Malatya'daki 240 çeşit kayısıdan örnekler alındığını dile getiren Önal, bu çeşitleri çözünürleştirerek, içerisindeki mineralleri ve insan sağılığına yararlarınn araştırıldığını ifade etti. Önal, insan sağlığı için çok önemli olan selenyum ve çinko elementlerinin hemen hemen tüm kayısı çeşitlerinde bulunduğuna işaret etti.
Önal şunları söyledi:
"
Selenyumun saç dökülmesini engellediğini, yeniden çıkartmaya faydası olduğunu ya da birçok kanser türünde faydalı olduğunu tıp, bilim söylüyor. Çinkoyla beraber bunların meyvede olması ilginç. Birçok meyveyi incelediğimizde çoğunlukla selenyum eser miktardadır, çinko eser miktardadır. Hatta ilaç firmaları mineral haplarında bunları insanlara takviye olarak da sunmaktadır. Kayısı yemek dururken niye ilaç alalım? Malatya'da kellik oranı araştırılsa kayısıdan dolayı eminim ki bu oranının az çıkacağı sonucu ortaya çıkar. O zaman demek ki saçı dökülen insan, kayısı yiyecek."
Genetiğiyle oynanmamış olması zerdaliye değer katıyor
Numune alınan kayısıların 236'sının zerdali olduğuna işaret eden Önal, selenyumun bunlarda daha yüksek çıktığını vurguladı. Zerdalinin aşılı kayısı gibi hasattan sonra kükürtlenmeyen, endüstriyel amaçlı kullanılmayan, doğrudan yaş tüketilmesi gereken bir meyve dile getiren Önal, zerdalinin çekirdeğinin toprağa düşmesiyle doğal olarak yetiştiğine dikkati çekti. Zerdalideki selenyum oranına altın çizen içeriğine dikkati çeken Önal, şu değerlendirmede bulundu:
"
Bir kilogram zerdali de ortalama 3 miligram selenyum var. Şeftaliden az ama şeftalinin tüketimiyle kayısının tüketimi bir değil. Şeftalideki içerik de çeşidine göre değişiyor. Kayısıda bunların hepsinin bir arada olması önemli. Mesela kayısıda fazla olan bir başka element de potasyum. A vitamini çok fazla. Bunların insan sağlığına önemi biliniyor.
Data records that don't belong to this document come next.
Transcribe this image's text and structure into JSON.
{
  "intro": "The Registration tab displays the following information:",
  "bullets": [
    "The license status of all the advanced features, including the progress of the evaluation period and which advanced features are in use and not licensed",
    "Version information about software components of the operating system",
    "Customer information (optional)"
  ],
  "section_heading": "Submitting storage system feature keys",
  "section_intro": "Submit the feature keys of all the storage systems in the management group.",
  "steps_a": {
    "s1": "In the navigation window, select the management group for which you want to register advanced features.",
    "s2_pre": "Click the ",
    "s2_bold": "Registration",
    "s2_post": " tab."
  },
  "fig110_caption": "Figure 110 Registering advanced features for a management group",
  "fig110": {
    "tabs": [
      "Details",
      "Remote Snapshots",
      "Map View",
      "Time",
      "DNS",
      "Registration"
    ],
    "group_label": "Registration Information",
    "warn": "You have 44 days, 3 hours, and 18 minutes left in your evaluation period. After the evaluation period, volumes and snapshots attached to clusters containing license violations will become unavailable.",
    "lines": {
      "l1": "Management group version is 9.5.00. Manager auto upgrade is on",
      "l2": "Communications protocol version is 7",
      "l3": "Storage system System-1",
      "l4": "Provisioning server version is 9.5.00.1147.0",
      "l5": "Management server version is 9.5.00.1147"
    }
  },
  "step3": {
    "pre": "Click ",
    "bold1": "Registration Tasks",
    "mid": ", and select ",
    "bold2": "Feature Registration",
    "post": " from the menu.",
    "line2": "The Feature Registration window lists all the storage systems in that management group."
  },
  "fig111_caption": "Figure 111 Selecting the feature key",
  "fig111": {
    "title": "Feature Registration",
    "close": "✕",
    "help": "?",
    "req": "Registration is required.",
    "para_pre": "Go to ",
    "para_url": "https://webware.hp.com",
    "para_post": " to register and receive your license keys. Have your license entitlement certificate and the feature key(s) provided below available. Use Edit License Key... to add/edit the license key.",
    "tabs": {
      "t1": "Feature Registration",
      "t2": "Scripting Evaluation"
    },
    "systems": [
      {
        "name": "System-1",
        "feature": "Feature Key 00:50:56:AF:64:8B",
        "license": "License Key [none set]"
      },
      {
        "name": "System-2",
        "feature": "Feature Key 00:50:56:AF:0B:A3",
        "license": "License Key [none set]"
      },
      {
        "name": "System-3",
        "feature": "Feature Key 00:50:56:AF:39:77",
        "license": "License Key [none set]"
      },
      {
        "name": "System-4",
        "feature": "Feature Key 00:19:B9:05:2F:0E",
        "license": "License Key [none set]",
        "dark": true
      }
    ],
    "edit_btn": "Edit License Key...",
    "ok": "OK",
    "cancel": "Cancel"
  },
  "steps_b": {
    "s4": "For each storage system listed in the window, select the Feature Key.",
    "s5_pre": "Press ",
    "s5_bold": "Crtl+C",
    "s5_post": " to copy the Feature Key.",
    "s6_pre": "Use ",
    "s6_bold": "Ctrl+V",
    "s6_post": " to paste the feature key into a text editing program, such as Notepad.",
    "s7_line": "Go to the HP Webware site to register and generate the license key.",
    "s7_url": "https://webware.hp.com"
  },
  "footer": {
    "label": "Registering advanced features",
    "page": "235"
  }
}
Potasyumun, selenyumun, A vitamini ve çinkonun yüksek miktarda çıkması, bunların hepsinin insan vücudu tarafından alınmasının daha kolay olduğunun göstergesi."
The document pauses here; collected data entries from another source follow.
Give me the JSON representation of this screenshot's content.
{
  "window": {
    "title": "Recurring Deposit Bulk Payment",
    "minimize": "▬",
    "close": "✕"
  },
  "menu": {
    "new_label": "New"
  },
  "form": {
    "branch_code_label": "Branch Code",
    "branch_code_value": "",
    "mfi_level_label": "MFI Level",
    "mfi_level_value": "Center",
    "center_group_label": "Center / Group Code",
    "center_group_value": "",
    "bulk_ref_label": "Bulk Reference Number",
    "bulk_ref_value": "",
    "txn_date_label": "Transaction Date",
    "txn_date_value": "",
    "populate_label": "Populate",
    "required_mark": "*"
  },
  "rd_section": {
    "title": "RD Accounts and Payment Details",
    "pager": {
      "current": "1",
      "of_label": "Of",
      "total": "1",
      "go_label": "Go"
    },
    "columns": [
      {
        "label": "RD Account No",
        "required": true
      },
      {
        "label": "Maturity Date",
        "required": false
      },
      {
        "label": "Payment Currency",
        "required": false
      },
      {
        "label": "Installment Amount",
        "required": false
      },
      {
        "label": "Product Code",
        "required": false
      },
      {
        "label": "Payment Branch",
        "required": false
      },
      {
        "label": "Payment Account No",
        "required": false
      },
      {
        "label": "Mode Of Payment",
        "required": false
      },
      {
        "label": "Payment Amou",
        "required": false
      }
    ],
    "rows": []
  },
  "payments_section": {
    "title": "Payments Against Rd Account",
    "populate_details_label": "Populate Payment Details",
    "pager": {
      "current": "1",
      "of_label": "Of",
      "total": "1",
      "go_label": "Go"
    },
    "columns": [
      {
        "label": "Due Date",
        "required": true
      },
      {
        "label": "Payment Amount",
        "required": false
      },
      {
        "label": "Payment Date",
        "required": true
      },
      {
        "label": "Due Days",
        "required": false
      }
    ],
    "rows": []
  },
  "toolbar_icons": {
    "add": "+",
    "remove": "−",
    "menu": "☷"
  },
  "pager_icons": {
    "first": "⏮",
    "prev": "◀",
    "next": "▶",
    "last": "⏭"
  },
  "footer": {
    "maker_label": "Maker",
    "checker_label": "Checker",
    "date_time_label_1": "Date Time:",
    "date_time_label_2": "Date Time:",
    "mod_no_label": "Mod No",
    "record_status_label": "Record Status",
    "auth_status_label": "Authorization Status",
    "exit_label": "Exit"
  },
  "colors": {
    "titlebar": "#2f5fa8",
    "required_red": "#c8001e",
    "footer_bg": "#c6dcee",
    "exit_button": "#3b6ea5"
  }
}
Bir kilogram kayısıdaki çinko içeriğinin de 0,5 ile 100 miligram arasında olduğunu kaydeden Önal, araştırmanın bu kadar çok sayıda kayısı çeşidiyle yapılan dünyadaki ilk çalışma olduğunu söyledi.
Sofralık kayısı dondan etkilenmiyor
Geçen yıl kayısı ağaçlarının dondan zarar gördüğünü ve ürünlerin tamamına yakınının yandığını hatırlatan Önal, donun yoğun olduğu bölgelerde zerdali yetiştirilmesi gerektiğini bildirdi.
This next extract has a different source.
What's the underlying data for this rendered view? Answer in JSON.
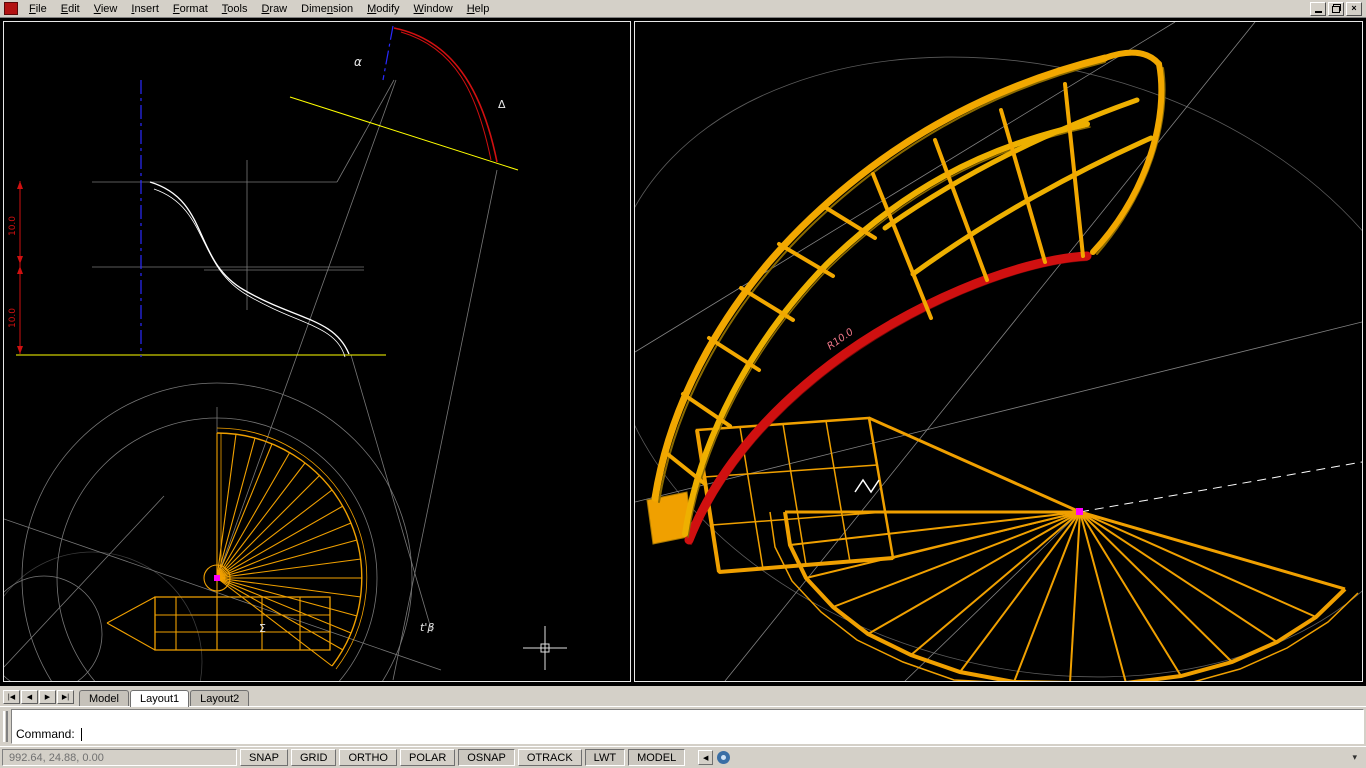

Sofralık kayısı olarak bilinen zerdalinin doğal şartlara daha dayanıklı olduğunu ifade eden Önal, bu nedenle dondan da etkilenmediklerini dile getirdi.
Önal şöyle konuştu:
"Geçen yıl Türkiye genelinde sofralık kayısıda da sıkıntı çıktı. Çünkü başka illerde yetişmiyor. Sadece Mut'un kayısısı bir haftada bitiyor. Bu yıl sadece Bursa'da yetiştirildiğini biliyorum. Oradan Türkiye geneline yayılıyor. Bu da yeterli değil. Zerdali üretimi Malatya'da aşılı kayısıya göre çok az. Sofralık kayısı en çok Çin'de ve İran'da üretiliyor. Artık küreselleşen dünyada yetiştirdiğinizi insanlara günübirlik ulaştarabiliyorsunuz. O zaman demek ki aşılı kayısıyı dolu vurdu ya da don oldu. Ağlamanın anlamı yok. Ona alternatif Malatyalıların 'hudayı' dediği zerdali yetiştireceğiz. Hem alternatif olacak, hem ülke ekonomisine katkısı olacak."